Jan. 8th, 2004

sisabet: (practicallyjesus by rliz)
First of all - big smooches to [livejournal.com profile] truthseekersara and [livejournal.com profile] mintwitch cause they make me feel like Christmas. Also - TSS - I so dug the ice-scrapers - I know they are a joke, but I needed them. So wheee! Also- MW - how in the world did you know that our supplies were running low and Dawn and I were starting to hoard the mint stash? You are both the ultimate in the cool ladies department and live way to far from me.

I have discovered that I am limited in my ability to multitask. Severely limited as in I can generally do one thing pretty decently - and I can even do two things (as long as they are complementary) at the same time. Distract me with any more and I am a lost cause.

This means that I can check my Flist and IM someone at the same time. This means I can carry on an IM convo with 2 people at once, but there is no checking of the Flist. Any more, and we are gonna hafta look for a chat room. This means I can vid and...well not much else actually. I can carry on a conversation with some people while vidding - usually about the vid. This is mainly because things take time in Premiere and I don't like to sit and wait. So if there isn't anyone around, then I'll read while I vid.

I'm vidding now. Well, not right this second now. Right now I am at work. But in the general "now" I am vidding. Generally, I'll check my Flist during the lulls. Not with this vid. This vid requires smut. Generously applied.

I am unable to keep up with what is happening on my Flist at this time due to my vid requiring me to read Teh Eval Slash. It's not me, I love you guys - it's this vid and the fact that there are just acres and acres of wonderful Super!Smut I hadn't even tapped. Hee! A Smut!Tap - that is absolutely what we need for my 30th b-day in 13 months - I won't even hyperventillate about being 30 in 13 months if I knew there was going to be a Smut!Tap. What was I saying?
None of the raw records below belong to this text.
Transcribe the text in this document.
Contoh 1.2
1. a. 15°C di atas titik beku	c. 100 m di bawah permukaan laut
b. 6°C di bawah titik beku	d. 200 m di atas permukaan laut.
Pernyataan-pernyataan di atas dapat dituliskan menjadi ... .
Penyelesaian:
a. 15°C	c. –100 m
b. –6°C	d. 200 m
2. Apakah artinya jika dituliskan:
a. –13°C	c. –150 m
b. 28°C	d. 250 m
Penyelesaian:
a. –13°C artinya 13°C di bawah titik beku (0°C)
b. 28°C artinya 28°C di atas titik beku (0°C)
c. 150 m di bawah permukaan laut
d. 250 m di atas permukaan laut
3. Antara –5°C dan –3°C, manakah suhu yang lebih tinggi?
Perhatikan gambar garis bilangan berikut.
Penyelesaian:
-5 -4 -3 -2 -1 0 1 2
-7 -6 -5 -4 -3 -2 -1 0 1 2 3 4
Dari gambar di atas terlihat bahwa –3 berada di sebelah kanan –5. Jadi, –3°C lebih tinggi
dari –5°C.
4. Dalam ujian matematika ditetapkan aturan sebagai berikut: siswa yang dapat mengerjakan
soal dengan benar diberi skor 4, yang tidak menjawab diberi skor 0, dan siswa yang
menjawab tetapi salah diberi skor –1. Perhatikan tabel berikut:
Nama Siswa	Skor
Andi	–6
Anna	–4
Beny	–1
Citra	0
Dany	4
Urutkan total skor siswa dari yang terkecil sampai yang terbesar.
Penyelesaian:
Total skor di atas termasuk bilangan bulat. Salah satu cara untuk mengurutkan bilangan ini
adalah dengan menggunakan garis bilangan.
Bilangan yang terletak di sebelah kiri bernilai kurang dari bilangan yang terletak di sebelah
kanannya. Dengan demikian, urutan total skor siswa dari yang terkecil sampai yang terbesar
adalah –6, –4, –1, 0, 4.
Oh - yeah - I can't keep up. I'm not removing anyone from my fList - I'm just not really reading it until this vid is finished. So - you know - if something cool happens or if there is a kerfuffle or if someone posts fic or TBQ gets all essayish or if y'know - important QaF spoilers have come out - please tag me. Seriously.

But this brings me to the point of this post - if you wish to remove me from your fList for whatever reason and dude - you don't even need a reason. You could just be sick of me using the word "dude" so much. I can't help it. I think Ashton Kutcher's hot and I don't care if I go to hell for saying so. That boy is seriously pretty. But - if you want to take me off the list - go right ahead. I am so super cool with that that I probably won't even notice and I can guarantee I won't be sad or lonely or wonder what I did wrong. It is just a reading list fergawdsakes! I can deal. If I notice the removal, I'll probably take you off my list as well, unless I looooovvee you and stalk you and want to have your puppies. Which actually might explain why you unfriended me...but my list is hard to manage - I love it, I think it rocks on with its diversity, but y'know, that is just me.

If you can't decide and want to know where my interests falls in line with yours and what not, I can tell ya that I have no idea what I am gonna like fannishly one day to the next. Well - Angel. I'll pretty much be down with him for a long time. Vidding - I'm gonna talk about vidding a lot. Ummm... currently I am all about Angel and Spike visually, but I am up to my eyeballs in CLex fictually. I am a vidder - not a writer, although I am working some of my written word angst out and can't say that I won't post fic, ever. Cause I will. I am such an easy target for the right fandom pimping that it is just not funny at all. I am like a fan whore. Show me a good vid, pimp me a great fic - toss me out a couple of clips and I'll be gearing up to fall in love all over again. As long as the tight-pants formula is followed (that or the puregaylove) then I am helpless. So who knows what I'll be watching next week. Besides Angel, that is.
sisabet: (are you there god?)
Oh shit. I'm gonna be 30 in thirteen months. I can't be 30. I still don't even feel 16. Some days I am all amazed I can drive now. 30 - that is a serious adult-sounding age. Dear God! I might start understanding Michael and Hope!

::hyperventillates::

Does my neurosis make me Melissa? Cause I was not loving her at all - I was all "We get it. You are artistic and different. Now find a pair of matching earrings and grow the hell up." Maybe I'll have a better understanding of her now.

I don't wanna be Melissa. I want to be Ellen - but only in a couple of episodes cause sometimes she sucked. I remember being 12 or 13 and really impressed by her bleeding ulcer. That was all kinds of cool.